Pertemuan tersebut membahas sejumlah rencana kolaborasi strategis antara Pemerintah Provinsi Jawa Barat dan Pemerintah Inggris di berbagai sektor.
Isu-isu utama yang menjadi pokok pembahasan meliputi pendidikan, lingkungan, transportasi, hingga pengembangan wilayah pesisir. Salah satu gagasan menarik yang muncul adalah rencana pembangunan “Kampung Inggris” versi Jawa Barat.
“Kita akan buat satu kampung di mana semua orang berbicara menggunakan bahasa Inggris. Jadi tidak perlu jauh-jauh ke Jawa Timur. Bisa dimanfaatkan anak-anak untuk belajar sekaligus menjadi destinasi wisata edukatif,” ujar Dedi usai pertemuan.
Hadir dalam pertemuan tersebut antara lain Wakil Duta Besar Inggris untuk Indonesia dan Timor Leste Matthew Downing, Wakil Kepala Second Cities Juliana Richter, Regional Outreach Manager for West Java Zoe Rimba, Communications Manager Adela, serta Head of Education British Council Indonesia Muhaimin.

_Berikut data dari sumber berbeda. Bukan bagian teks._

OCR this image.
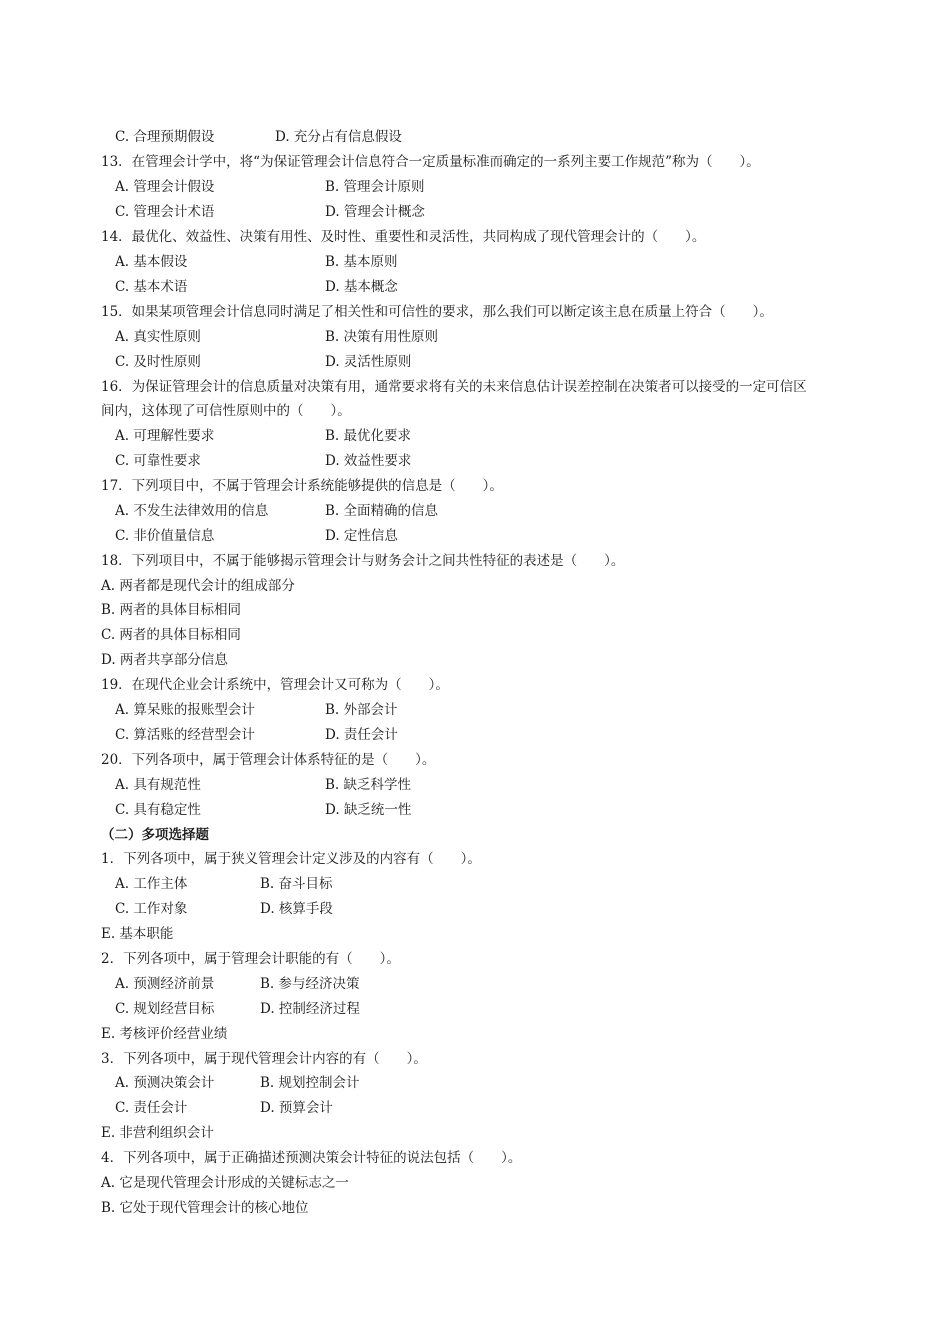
C. 合理预期假设	D. 充分占有信息假设
13．在管理会计学中，将“为保证管理会计信息符合一定质量标准而确定的一系列主要工作规范”称为（　　）。
A. 管理会计假设	B. 管理会计原则
C. 管理会计术语	D. 管理会计概念
14．最优化、效益性、决策有用性、及时性、重要性和灵活性，共同构成了现代管理会计的（　　）。
A. 基本假设	B. 基本原则
C. 基本术语	D. 基本概念
15．如果某项管理会计信息同时满足了相关性和可信性的要求，那么我们可以断定该主息在质量上符合（　　）。
A. 真实性原则	B. 决策有用性原则
C. 及时性原则	D. 灵活性原则
16．为保证管理会计的信息质量对决策有用，通常要求将有关的未来信息估计误差控制在决策者可以接受的一定可信区
间内，这体现了可信性原则中的（　　）。
A. 可理解性要求	B. 最优化要求
C. 可靠性要求	D. 效益性要求
17．下列项目中，不属于管理会计系统能够提供的信息是（　　）。
A. 不发生法律效用的信息	B. 全面精确的信息
C. 非价值量信息	D. 定性信息
18．下列项目中，不属于能够揭示管理会计与财务会计之间共性特征的表述是（　　）。
A. 两者都是现代会计的组成部分
B. 两者的具体目标相同
C. 两者的具体目标相同
D. 两者共享部分信息
19．在现代企业会计系统中，管理会计又可称为（　　）。
A. 算呆账的报账型会计	B. 外部会计
C. 算活账的经营型会计	D. 责任会计
20．下列各项中，属于管理会计体系特征的是（　　）。
A. 具有规范性	B. 缺乏科学性
C. 具有稳定性	D. 缺乏统一性
（二）多项选择题
1．下列各项中，属于狭义管理会计定义涉及的内容有（　　）。
A. 工作主体	B. 奋斗目标
C. 工作对象	D. 核算手段
E. 基本职能
2．下列各项中，属于管理会计职能的有（　　）。
A. 预测经济前景	B. 参与经济决策
C. 规划经营目标	D. 控制经济过程
E. 考核评价经营业绩
3．下列各项中，属于现代管理会计内容的有（　　）。
A. 预测决策会计	B. 规划控制会计
C. 责任会计	D. 预算会计
E. 非营利组织会计
4．下列各项中，属于正确描述预测决策会计特征的说法包括（　　）。
A. 它是现代管理会计形成的关键标志之一
B. 它处于现代管理会计的核心地位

Dalam kesempatan itu, Gubernur yang akrab disapa KDM ini juga menekankan pentingnya pembangunan yang berwawasan lingkungan. Ia mengajak semua pihak untuk menghentikan aktivitas penambangan liar, menghijaukan kembali gunung-gunung yang gundul, serta menjaga kelestarian sumber mata air dan kebersihan sungai.
“Kita ingin belajar dari Inggris tentang pengelolaan perkebunan sehat. Kita juga punya cita-cita menjadikan sungai sebagai sarana transportasi, sebagaimana dilakukan di negara-negara maju,” ucapnya.

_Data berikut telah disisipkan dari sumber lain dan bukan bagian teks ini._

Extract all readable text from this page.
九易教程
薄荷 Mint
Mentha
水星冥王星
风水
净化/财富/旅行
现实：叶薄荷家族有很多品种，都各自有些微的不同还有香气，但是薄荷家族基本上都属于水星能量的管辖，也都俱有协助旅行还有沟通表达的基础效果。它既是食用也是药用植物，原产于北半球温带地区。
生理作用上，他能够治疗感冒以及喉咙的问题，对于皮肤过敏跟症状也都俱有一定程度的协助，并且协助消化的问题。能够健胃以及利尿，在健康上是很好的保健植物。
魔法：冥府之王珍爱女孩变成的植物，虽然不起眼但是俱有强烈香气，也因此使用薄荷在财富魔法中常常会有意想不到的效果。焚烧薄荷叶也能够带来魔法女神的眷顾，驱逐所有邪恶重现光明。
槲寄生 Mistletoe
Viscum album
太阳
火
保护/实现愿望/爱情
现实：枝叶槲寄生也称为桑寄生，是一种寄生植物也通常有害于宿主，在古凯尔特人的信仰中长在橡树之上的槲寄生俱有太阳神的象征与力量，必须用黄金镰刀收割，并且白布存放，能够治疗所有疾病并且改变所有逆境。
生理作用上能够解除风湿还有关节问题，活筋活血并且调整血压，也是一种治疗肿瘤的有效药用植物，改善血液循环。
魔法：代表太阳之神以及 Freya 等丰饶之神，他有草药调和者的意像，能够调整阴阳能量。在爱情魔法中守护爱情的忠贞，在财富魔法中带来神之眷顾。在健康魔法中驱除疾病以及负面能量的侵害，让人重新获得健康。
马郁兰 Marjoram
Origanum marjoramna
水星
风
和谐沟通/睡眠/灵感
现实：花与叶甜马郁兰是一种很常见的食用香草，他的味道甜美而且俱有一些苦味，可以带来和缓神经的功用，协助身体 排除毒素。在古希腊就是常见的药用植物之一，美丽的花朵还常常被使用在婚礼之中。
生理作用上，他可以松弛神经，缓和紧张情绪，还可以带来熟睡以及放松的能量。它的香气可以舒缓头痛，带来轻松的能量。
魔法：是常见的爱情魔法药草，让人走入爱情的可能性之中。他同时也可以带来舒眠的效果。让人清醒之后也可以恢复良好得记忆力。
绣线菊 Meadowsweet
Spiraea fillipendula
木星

Menyoal transportasi, KDM menilai kondisi geografis Bandung yang berbukit dan jalan-jalan yang relatif sempit membutuhkan solusi transportasi modern. Ia mendorong pengembangan moda berbasis rel seperti monorel dan kereta terintegrasi untuk menghubungkan wilayah Kabupaten Bandung, Kota Bandung, Cimahi, dan kawasan Bandung Raya.

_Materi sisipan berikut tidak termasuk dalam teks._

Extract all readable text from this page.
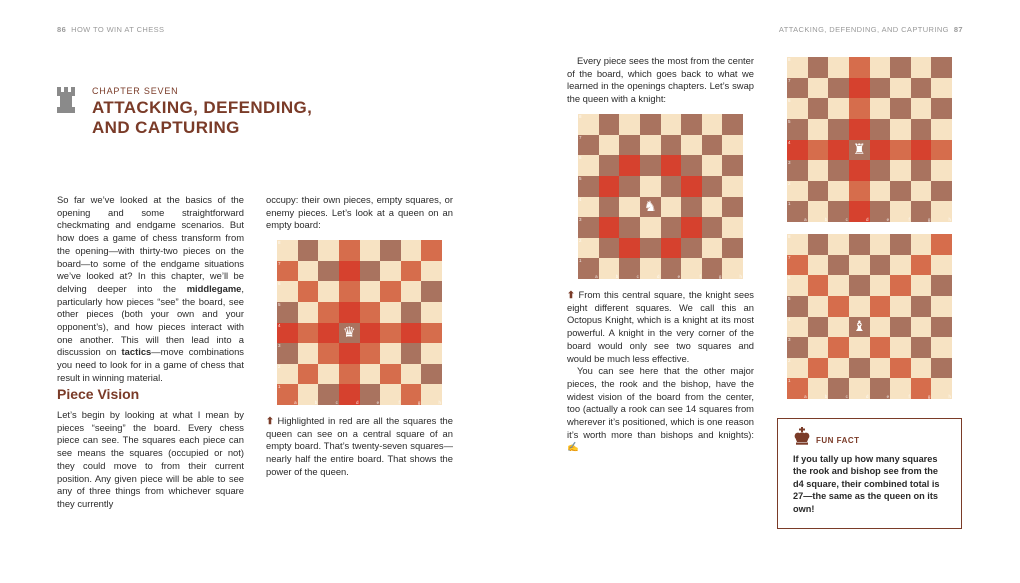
86 HOW TO WIN AT CHESS	ATTACKING, DEFENDING, AND CAPTURING 87
CHAPTER SEVEN
ATTACKING, DEFENDING,
AND CAPTURING

So far we’ve looked at the basics of the opening and some straightforward checkmating and endgame scenarios. But how does a game of chess transform from the opening—with thirty-two pieces on the board—to some of the endgame situations we’ve looked at? In this chapter, we’ll be delving deeper into the middlegame, particularly how pieces “see” the board, see other pieces (both your own and your opponent’s), and how pieces interact with one another. This will then lead into a discussion on tactics—move combinations you need to look for in a game of chess that result in winning material.

Piece Vision

Let’s begin by looking at what I mean by pieces “seeing” the board. Every chess piece can see. The squares each piece can see means the squares (occupied or not) they could move to from their current position. Any given piece will be able to see any of three things from whichever square they currently

occupy: their own pieces, empty squares, or enemy pieces. Let’s look at a queen on an empty board:

8
7
6
5
4	♛
3
2
1
a	b	c	d	e	f	g	h

⬆ Highlighted in red are all the squares the queen can see on a central square of an empty board. That’s twenty-seven squares—nearly half the entire board. That shows the power of the queen.

Every piece sees the most from the center of the board, which goes back to what we learned in the openings chapters. Let’s swap the queen with a knight:

8
7
6
5
4	♞
3
2
1
a	b	c	d	e	f	g	h

⬆ From this central square, the knight sees eight different squares. We call this an Octopus Knight, which is a knight at its most powerful. A knight in the very corner of the board would only see two squares and would be much less effective.

You can see here that the other major pieces, the rook and the bishop, have the widest vision of the board from the center, too (actually a rook can see 14 squares from wherever it’s positioned, which is one reason it’s worth more than bishops and knights): ✍

8
7
6
5
4	♜
3
2
1
a	b	c	d	e	f	g	h
8
7
6
5
4	♝
3
2
1
a	b	c	d	e	f	g	h
FUN FACT
If you tally up how many squares the rook and bishop see from the d4 square, their combined total is 27—the same as the queen on its own!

“Memperlebar jalan bukan solusi jika harus menebang pohon. Solusinya adalah transportasi berbasis rel,” tegasnya.
KDM juga menyoroti persoalan kepadatan hunian, terutama di kalangan pendatang yang tinggal dalam satu kamar kecil dengan belasan orang. Menurutnya, kerja sama internasional sangat diperlukan untuk menjawab tantangan hunian layak di Jawa Barat.
Selain itu, penataan wilayah pesisir turut menjadi fokus diskusi. Dedi memaparkan rencana penataan pantai di sejumlah wilayah serta pembangunan pelabuhan di Bekasi guna meningkatkan kesejahteraan nelayan.
“Pertemuan ini akan kami tindak lanjuti secara teknis. Saya akan berkunjung ke Kedutaan Inggris bersama para pemangku kepentingan agar pembicaraan lebih konkret dan menghasilkan kerja sama nyata,” tuturnya.
Ia berharap kerja sama yang dijajaki dapat segera diformalkan melalui perjanjian resmi. “Nanti langsung kita buat perjanjian kerja samanya. Harus menghasilkan sesuatu yang konkret dan berdampak baik,” pungkasnya.